Le système D pour fuir un bâti scolaire transformé en fournaise
Imagine la scène : tu as révisé tes textes toute l’année, tu stresses pour ton premier grand oral, et tu te retrouves convoqué au sous-sol, entre deux places de stationnement et sous des néons. C’est la folle expérience vécue par 200 candidats franciliens. Alors que près de 730 000 candidats en terminale passent le bac en 2026 dans des conditions déjà stressantes, la météo est venue rajouter un défi de taille. Face à une neuvième journée consécutive à plus de 35°C en Île-de-France, les salles de classe situées dans les étages étaient devenues de véritables bouilloires thermiques, rendant l’évaluation impossible pour les élèves comme pour les jurys.

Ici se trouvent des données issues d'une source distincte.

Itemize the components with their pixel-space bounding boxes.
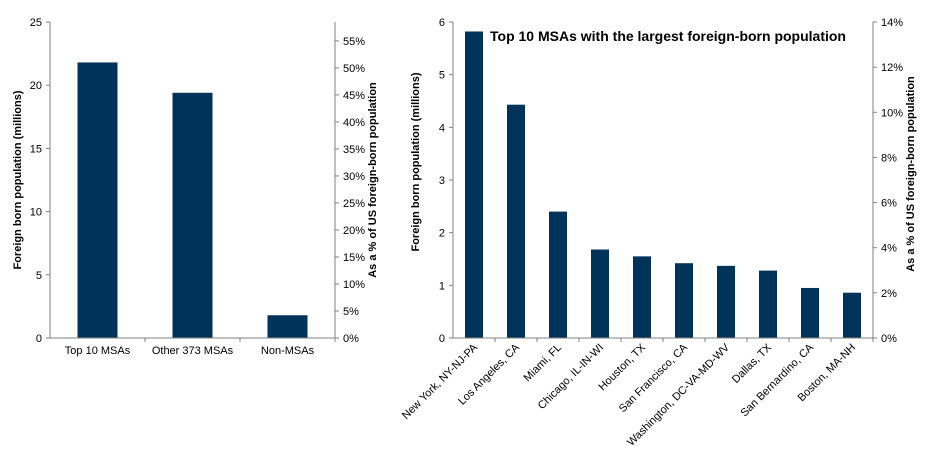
chart-right-y2-ticks: 0% 2% 4% 6% 8% 10% 12% 14%: [873, 17, 903, 345]
chart-left-y-axis-title: Foreign born population (millions): [12, 90, 24, 269]
chart-left-x-tick-label: Non-MSAs: [261, 345, 315, 357]
chart-right-bar: [507, 104, 525, 338]
chart-right-y2-tick-label: 10%: [881, 107, 903, 119]
chart-left-y-tick-label: 15: [30, 143, 42, 155]
chart-right-x-tick-label: New York, NY-NJ-PA: [400, 341, 481, 422]
chart-left-y-tick-label: 5: [36, 270, 42, 282]
chart-right-y2-tick-label: 0%: [881, 333, 897, 345]
chart-right-bar: [801, 287, 819, 338]
chart-right-x-tick-label: Dallas, TX: [730, 341, 775, 386]
chart-right-y-ticks: 0 1 2 3 4 5 6: [439, 17, 453, 345]
chart-left-y2-tick-label: 35%: [343, 144, 365, 156]
chart-right-bar: [843, 292, 861, 338]
chart-left: 0 5 10 15 20 25 0% 5% 10% 15% 20% 25% 30% 35% 40% 45% 5…: [12, 17, 379, 357]
chart-left-y2-tick-label: 25%: [343, 198, 365, 210]
chart-right: Top 10 MSAs with the largest foreign-bor…: [400, 17, 917, 449]
chart-left-bars: [77, 62, 308, 338]
chart-right-y2-axis-title: As a % of US foreign-born population: [905, 76, 917, 272]
chart-right-y2-tick-label: 12%: [881, 62, 903, 74]
chart-left-x-tick-label: Other 373 MSAs: [152, 345, 234, 357]
chart-right-x-tick-label: Miami, FL: [521, 342, 564, 385]
chart-left-x-ticks: Top 10 MSAs Other 373 MSAs Non-MSAs: [65, 338, 336, 357]
chart-left-y-ticks: 0 5 10 15 20 25: [30, 17, 50, 345]
chart-left-bar: [172, 92, 213, 338]
chart-right-bar: [465, 31, 483, 338]
chart-left-bar: [77, 62, 118, 338]
chart-right-y-tick-label: 4: [439, 122, 445, 134]
chart-right-y2-tick-label: 2%: [881, 288, 897, 300]
chart-left-x-tick-label: Top 10 MSAs: [65, 345, 131, 357]
chart-left-y2-axis-title: As a % of US foreign-born population: [367, 82, 379, 278]
chart-right-y-tick-label: 3: [439, 175, 445, 187]
chart-left-y2-tick-label: 40%: [343, 117, 365, 129]
chart-right-y2-tick-label: 6%: [881, 198, 897, 210]
chart-right-title: Top 10 MSAs with the largest foreign-bor…: [490, 28, 846, 44]
chart-right-bar: [591, 249, 609, 338]
chart-left-y2-ticks: 0% 5% 10% 15% 20% 25% 30% 35% 40% 45% 50% 55%: [335, 36, 365, 345]
chart-right-bar: [549, 211, 567, 338]
chart-right-bar: [675, 263, 693, 338]
chart-left-y2-tick-label: 15%: [343, 252, 365, 264]
chart-left-y-tick-label: 20: [30, 80, 42, 92]
chart-left-y2-tick-label: 30%: [343, 171, 365, 183]
chart-left-y-tick-label: 0: [36, 333, 42, 345]
chart-left-y2-tick-label: 55%: [343, 36, 365, 48]
chart-left-y-tick-label: 10: [30, 207, 42, 219]
chart-right-y-tick-label: 6: [439, 17, 445, 29]
chart-right-y-tick-label: 0: [439, 333, 445, 345]
chart-left-y-tick-label: 25: [30, 17, 42, 29]
chart-left-y2-tick-label: 10%: [343, 279, 365, 291]
chart-right-y-tick-label: 1: [439, 280, 445, 292]
chart-right-bars: [465, 31, 861, 338]
chart-left-bar: [267, 315, 308, 338]
chart-right-y2-tick-label: 8%: [881, 152, 897, 164]
chart-right-y-axis-title: Foreign born population (millions): [410, 72, 422, 251]
chart-right-bar: [759, 270, 777, 338]
chart-right-x-tick-label: San Bernardino, CA: [738, 341, 816, 419]
chart-right-y2-tick-label: 14%: [881, 17, 903, 29]
chart-left-y2-tick-label: 0%: [343, 333, 359, 345]
chart-left-y2-tick-label: 45%: [343, 90, 365, 102]
chart-left-y2-tick-label: 50%: [343, 63, 365, 75]
chart-right-y2-tick-label: 4%: [881, 243, 897, 255]
chart-right-y-tick-label: 5: [439, 70, 445, 82]
chart-right-bar: [717, 265, 735, 338]
chart-right-y-tick-label: 2: [439, 228, 445, 240]
chart-left-y2-tick-label: 20%: [343, 225, 365, 237]
chart-right-bar: [633, 256, 651, 338]
chart-left-y2-tick-label: 5%: [343, 306, 359, 318]
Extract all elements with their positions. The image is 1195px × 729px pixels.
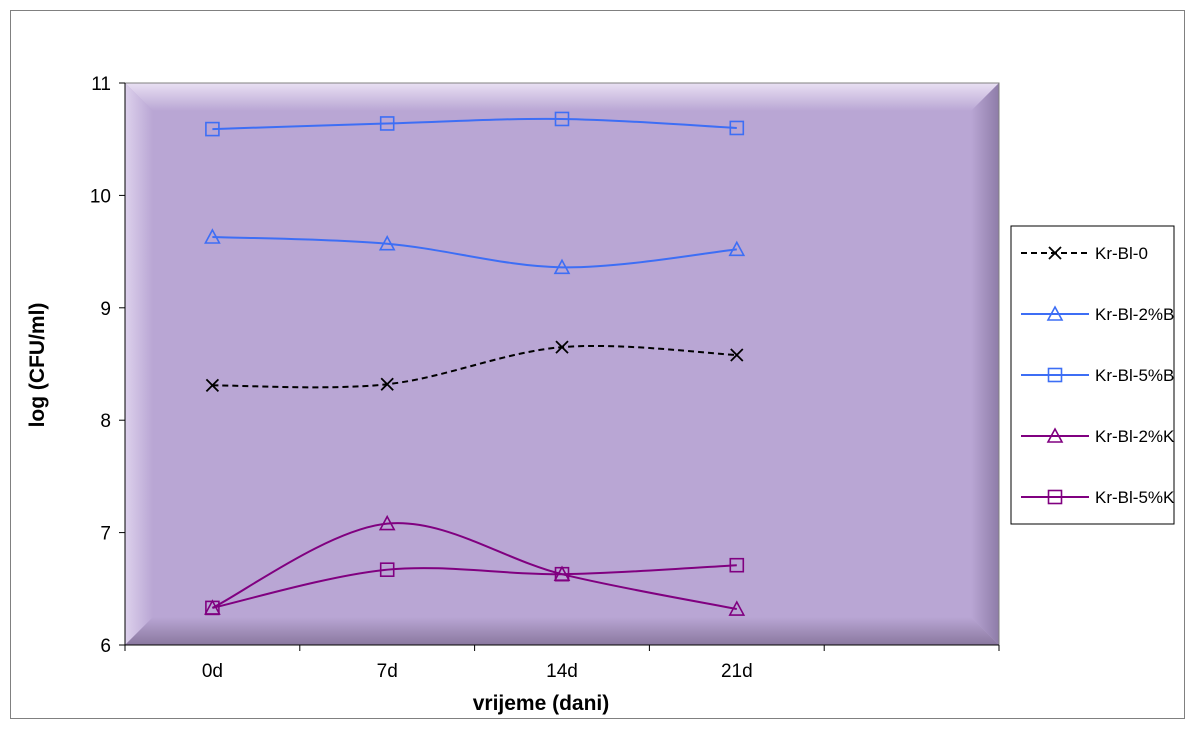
plot-background <box>125 83 999 645</box>
legend-item: Kr-Bl-5%B <box>1021 366 1174 385</box>
data-point <box>205 600 220 616</box>
legend-swatch-marker <box>1046 427 1064 443</box>
data-point <box>729 557 745 573</box>
series-kr-bl-5-b <box>205 111 745 137</box>
x-tick-label: 14d <box>546 661 578 682</box>
legend-label: Kr-Bl-5%B <box>1095 366 1174 385</box>
legend-label: Kr-Bl-2%K <box>1095 427 1175 446</box>
x-tick-label: 7d <box>377 661 398 682</box>
x-tick-label: 0d <box>202 661 223 682</box>
series-kr-bl-2-b <box>204 228 746 275</box>
y-tick-label: 11 <box>91 74 111 95</box>
legend-item: Kr-Bl-0 <box>1021 244 1148 263</box>
data-point <box>205 378 220 392</box>
legend-item: Kr-Bl-5%K <box>1021 488 1175 507</box>
x-tick-label: 21d <box>721 661 753 682</box>
bevel-bottom <box>125 617 999 645</box>
data-point <box>204 228 221 244</box>
series-line <box>212 117 737 131</box>
bevel-left <box>125 83 153 645</box>
data-point <box>379 116 395 131</box>
series-line <box>212 235 737 269</box>
data-point <box>553 258 571 275</box>
data-point <box>380 377 394 391</box>
data-point <box>379 562 395 577</box>
legend-swatch-marker <box>1046 305 1064 321</box>
legend-label: Kr-Bl-0 <box>1095 244 1148 263</box>
legend-label: Kr-Bl-5%K <box>1095 488 1175 507</box>
series-line <box>212 564 737 609</box>
legend-swatch-marker <box>1047 489 1063 505</box>
data-point <box>728 240 746 257</box>
legend: Kr-Bl-0 Kr-Bl-2%B Kr-Bl-5%B Kr-Bl-2%K Kr-Bl-… <box>1010 225 1175 525</box>
data-point <box>554 111 570 127</box>
data-point <box>378 235 396 251</box>
axes: 6 7 8 9 10 11 0d 7d 14d 21d <box>90 74 1000 682</box>
series-kr-bl-5-k <box>205 557 745 616</box>
data-point <box>555 340 569 354</box>
y-tick-label: 7 <box>100 524 111 545</box>
data-point <box>205 121 220 137</box>
legend-label: Kr-Bl-2%B <box>1095 305 1174 324</box>
x-axis-title: vrijeme (dani) <box>473 692 610 715</box>
bevel-right <box>971 83 999 645</box>
data-point <box>554 566 570 582</box>
y-tick-label: 6 <box>100 636 111 657</box>
legend-item: Kr-Bl-2%K <box>1021 427 1175 446</box>
legend-swatch-marker <box>1047 367 1063 383</box>
data-point <box>729 120 745 136</box>
series-layer <box>204 111 746 616</box>
y-tick-label: 10 <box>90 186 111 207</box>
axis-labels: log (CFU/ml) vrijeme (dani) <box>26 303 609 715</box>
legend-item: Kr-Bl-2%B <box>1021 305 1174 324</box>
series-line <box>212 344 737 389</box>
data-point <box>728 600 746 616</box>
data-point <box>730 348 744 362</box>
y-tick-label: 9 <box>100 299 111 320</box>
legend-swatch-marker <box>1048 246 1062 260</box>
series-kr-bl-0 <box>205 340 744 392</box>
bevel-top <box>125 83 999 111</box>
y-axis-title: log (CFU/ml) <box>26 303 49 428</box>
series-line <box>211 522 737 611</box>
y-tick-label: 8 <box>100 411 111 432</box>
data-point <box>378 514 396 531</box>
plot-area <box>124 82 1000 646</box>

Le calcul de la direction a été purement mathématique : alors que le mercure dépassait les 40°C à l’extérieur, le sous-sol affichait une moyenne ultra-respirable de 24°C. Le rectorat de Versailles a rapidement communiqué pour défendre cette initiative face au buzz montant sur les réseaux sociaux :
« Cette décision a été prise par l’établissement pour garantir aux lycéens candidats et aux jurys d’être dans les conditions les moins défavorables possible au regard des conditions météo. »
Les autorités académiques assurent d’ailleurs qu’un grand coup de balai a été donné avant le Jour-J. Un « nettoyage complet des lieux » ainsi qu’une « vérification rigoureuse des conditions de sécurité » ont été effectués pour que les distances réglementaires et le sérieux de l’épreuve nationale soient respectés au milieu du béton.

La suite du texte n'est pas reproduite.